Depuis la mort cruelle de Frédéric d'Altena, il existait une haine sourde entre le duc de Limbourg et Henri de Molenarck, archevêque de Cologne. Il ne fallait qu'une occasion pour se traduire en une guerre acharnée. Cette occasion se présenta au moment où la réconciliation de l'empereur avec le pape allait permettre aux seigneurs qui avaient embrassé l'un ou l'autre parti, de vider leurs querelles particulières, suspendues depuis trois ans.
Le supérieur de l'abbaye de Siegberg, au comté de Berg, qui sans doute avait quelque motif de craindre Henri IV, conclut avec lui en 1229, une convention par laquelle il s'engageait, ainsi que son chapitre, à le reconnaître pour avoué, mais sous certaines conditions. Il devait d'abord obtenir de l'archevêque et des dignitaires de son clergé, qu'ils laissassent aux religieux de Siegberg la liberté de nommer un avoué de leur choix et, ce point obtenu, déclarer hautement que c'était par la libre volonté des cessionnaires que l'avouerie lui était conférée, comme autrefois aux ancêtres de sa femme, et non à titre de propriété héréditaire. Le duc, en revanche, promettait que ni lui ni ses alliés n'inquiéteraient l'abbaye en aucune manière.
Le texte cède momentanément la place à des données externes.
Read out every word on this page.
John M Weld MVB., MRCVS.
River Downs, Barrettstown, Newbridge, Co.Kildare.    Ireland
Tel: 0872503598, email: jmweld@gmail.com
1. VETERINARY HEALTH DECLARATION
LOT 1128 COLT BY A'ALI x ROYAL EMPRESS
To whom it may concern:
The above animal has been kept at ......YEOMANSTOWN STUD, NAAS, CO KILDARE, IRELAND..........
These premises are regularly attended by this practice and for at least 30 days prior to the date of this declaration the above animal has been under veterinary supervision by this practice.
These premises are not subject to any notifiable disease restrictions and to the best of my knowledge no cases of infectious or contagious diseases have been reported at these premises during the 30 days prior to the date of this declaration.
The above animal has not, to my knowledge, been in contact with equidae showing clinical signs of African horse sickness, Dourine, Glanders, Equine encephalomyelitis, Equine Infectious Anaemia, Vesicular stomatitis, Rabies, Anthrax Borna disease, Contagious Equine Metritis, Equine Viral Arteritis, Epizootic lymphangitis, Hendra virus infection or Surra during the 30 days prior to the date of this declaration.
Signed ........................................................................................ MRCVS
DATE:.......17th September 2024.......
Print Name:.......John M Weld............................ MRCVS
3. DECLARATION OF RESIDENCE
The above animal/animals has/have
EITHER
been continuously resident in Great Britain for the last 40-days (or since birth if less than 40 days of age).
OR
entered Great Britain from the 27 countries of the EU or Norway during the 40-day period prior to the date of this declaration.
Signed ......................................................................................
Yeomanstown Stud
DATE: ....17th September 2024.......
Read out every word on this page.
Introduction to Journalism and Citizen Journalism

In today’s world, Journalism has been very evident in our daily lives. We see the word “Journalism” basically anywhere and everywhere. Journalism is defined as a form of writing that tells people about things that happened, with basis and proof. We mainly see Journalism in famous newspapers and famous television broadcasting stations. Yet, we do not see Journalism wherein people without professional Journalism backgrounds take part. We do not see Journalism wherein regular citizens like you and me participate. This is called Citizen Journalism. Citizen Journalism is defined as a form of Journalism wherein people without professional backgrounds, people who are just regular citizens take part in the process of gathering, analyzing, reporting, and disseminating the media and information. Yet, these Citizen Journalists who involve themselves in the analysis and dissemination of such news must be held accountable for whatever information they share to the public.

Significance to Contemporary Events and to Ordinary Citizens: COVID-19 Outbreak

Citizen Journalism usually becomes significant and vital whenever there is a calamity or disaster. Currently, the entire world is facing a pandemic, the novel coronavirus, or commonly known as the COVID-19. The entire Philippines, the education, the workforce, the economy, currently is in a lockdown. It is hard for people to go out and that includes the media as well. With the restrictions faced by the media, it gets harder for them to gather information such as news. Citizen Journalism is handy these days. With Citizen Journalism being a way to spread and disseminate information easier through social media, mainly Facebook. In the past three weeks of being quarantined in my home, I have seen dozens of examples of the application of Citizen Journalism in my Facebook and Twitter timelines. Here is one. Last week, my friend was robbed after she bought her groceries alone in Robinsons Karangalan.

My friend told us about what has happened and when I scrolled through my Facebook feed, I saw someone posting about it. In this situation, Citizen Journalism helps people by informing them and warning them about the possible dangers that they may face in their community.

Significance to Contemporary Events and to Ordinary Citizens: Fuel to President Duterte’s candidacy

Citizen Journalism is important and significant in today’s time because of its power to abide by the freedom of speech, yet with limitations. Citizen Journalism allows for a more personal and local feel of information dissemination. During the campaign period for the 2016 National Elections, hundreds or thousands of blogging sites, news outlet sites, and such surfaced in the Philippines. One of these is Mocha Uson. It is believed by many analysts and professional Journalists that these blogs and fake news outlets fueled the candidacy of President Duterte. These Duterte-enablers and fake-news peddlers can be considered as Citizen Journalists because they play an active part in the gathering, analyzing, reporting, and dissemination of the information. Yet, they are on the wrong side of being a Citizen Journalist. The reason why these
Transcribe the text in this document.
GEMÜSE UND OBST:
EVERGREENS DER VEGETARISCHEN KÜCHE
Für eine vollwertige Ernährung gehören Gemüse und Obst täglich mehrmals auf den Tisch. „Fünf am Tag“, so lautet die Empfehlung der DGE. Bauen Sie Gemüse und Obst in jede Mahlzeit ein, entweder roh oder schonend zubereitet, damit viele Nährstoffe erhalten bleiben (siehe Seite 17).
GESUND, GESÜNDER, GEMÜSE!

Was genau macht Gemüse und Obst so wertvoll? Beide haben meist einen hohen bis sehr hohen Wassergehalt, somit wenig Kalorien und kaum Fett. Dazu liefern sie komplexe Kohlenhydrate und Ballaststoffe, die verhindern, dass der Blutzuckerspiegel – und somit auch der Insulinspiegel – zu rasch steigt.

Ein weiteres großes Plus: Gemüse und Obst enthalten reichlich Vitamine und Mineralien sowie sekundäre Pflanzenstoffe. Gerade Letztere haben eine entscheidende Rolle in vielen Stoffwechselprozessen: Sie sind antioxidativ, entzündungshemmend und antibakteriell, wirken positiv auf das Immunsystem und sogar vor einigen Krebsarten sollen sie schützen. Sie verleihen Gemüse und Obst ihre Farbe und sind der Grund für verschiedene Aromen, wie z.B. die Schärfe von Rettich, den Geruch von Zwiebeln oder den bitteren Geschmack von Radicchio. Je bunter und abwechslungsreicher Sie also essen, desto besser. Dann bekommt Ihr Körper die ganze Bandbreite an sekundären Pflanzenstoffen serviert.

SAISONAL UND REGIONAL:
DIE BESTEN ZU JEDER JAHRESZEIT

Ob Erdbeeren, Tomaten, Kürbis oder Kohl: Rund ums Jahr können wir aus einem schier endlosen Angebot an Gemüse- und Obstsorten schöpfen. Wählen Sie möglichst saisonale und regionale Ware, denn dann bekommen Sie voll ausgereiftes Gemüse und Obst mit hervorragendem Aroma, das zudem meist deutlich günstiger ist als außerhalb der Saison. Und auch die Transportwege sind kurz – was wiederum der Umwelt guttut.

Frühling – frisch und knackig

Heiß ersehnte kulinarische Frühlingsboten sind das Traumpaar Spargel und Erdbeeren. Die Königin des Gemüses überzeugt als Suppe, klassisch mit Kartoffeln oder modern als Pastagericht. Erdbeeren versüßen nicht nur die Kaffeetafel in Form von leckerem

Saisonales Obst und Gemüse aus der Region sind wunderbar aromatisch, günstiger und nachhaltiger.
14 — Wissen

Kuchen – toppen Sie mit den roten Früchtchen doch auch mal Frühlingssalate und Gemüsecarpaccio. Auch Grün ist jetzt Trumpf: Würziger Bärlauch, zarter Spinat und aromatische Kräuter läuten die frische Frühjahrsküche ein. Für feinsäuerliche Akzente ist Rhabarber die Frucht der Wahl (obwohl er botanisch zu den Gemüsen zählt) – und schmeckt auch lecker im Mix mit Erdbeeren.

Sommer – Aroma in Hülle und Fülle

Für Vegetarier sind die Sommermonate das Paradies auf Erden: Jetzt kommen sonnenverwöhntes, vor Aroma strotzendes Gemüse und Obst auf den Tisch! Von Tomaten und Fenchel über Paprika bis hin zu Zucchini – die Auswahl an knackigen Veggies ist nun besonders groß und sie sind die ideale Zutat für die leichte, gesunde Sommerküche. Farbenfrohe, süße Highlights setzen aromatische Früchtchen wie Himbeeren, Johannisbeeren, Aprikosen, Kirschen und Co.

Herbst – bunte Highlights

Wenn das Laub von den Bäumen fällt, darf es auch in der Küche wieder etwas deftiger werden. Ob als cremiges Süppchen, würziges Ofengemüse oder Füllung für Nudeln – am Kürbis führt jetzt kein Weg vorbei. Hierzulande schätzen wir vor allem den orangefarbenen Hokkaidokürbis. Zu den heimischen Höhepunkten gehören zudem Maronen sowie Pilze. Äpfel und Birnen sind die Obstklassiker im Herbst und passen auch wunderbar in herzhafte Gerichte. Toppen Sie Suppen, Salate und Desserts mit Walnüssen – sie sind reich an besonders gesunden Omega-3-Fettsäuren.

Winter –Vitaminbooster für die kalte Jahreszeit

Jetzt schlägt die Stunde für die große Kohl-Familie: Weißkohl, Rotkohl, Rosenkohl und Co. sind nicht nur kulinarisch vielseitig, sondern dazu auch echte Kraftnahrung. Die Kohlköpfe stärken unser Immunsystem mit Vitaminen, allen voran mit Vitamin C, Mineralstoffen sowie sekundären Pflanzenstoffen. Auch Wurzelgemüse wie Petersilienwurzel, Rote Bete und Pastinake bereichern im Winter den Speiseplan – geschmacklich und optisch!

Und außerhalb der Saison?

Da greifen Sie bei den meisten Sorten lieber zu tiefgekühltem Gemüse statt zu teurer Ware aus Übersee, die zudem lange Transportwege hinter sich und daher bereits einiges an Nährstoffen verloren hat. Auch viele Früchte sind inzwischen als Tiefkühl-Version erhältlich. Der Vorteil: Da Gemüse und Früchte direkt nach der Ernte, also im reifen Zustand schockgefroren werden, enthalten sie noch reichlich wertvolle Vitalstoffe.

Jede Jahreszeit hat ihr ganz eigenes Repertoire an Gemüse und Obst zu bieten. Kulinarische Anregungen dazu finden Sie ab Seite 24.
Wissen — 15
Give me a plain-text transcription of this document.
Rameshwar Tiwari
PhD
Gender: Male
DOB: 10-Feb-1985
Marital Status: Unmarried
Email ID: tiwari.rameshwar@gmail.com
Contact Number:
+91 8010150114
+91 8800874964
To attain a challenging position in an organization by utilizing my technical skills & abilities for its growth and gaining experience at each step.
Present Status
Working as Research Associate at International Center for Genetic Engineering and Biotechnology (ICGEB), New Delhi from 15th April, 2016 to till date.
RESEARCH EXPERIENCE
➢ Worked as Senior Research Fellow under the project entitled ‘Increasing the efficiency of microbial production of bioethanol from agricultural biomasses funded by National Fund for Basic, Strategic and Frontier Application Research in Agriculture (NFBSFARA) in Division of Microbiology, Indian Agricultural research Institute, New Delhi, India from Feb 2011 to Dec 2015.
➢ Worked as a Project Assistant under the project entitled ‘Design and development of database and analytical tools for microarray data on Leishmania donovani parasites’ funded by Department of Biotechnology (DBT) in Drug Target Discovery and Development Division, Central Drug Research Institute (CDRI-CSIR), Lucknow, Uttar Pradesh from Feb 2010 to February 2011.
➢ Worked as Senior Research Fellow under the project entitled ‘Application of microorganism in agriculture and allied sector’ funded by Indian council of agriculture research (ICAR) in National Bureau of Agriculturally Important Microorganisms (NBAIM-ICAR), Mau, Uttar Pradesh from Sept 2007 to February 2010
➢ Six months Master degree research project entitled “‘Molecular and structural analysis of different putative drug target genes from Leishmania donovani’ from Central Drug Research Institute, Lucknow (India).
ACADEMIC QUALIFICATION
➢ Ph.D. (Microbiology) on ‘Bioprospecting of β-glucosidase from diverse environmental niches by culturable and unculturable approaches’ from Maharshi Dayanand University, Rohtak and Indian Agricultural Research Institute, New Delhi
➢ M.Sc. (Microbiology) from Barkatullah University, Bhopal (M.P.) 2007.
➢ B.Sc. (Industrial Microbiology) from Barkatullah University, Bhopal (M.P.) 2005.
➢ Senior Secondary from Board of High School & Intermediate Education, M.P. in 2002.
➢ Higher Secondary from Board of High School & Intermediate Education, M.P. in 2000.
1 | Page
Henri de Molernarck repoussa les propositions du duc de Limbourg, prétendant que lui seul avait le droit d'avouerie. Le recours à la force était inévitable. L'archevêque se procura des alliés, et fit avec eux, le 23 octobre 1230, un traité en vertu duquel ils s'obligeaient à lui fournir, un mois après, deux cents hommes chacun, moyennant la somme de quatorze cents marcs d'argent. Le duc, de son côté, appela des auxiliaires, entre autre le duc de Brabant. Mais les deux armées, quoique de force égale, évitèrent de se rencontrer, se bornant à abattre, à incendier des villages, à saccager des villes, à forcer des châteaux. Tel était le caractère de ces guerres privées, d'autant plus désastreuses que tout le poids en retombait sur les populations inoffensives et désarmées, auxquelles la moindre plainte, le moindre murmure étaient interdits sous peine des traitements les plus barbares. Qui sait de quels épouvantables désordres le droit d'avouerie de l'abbaye de Siegberg n'aurait pas été la cause, si Henri, roi des Romains, ne les avait prévenus, en ordonnant aux partis de déposer les armes et de conclure un traité qui, sans doute, laissa l'avouerie au duc de Limbourg, puisque les comtes de Berg en ont joui sans difficulté et sans interruption depuis lors.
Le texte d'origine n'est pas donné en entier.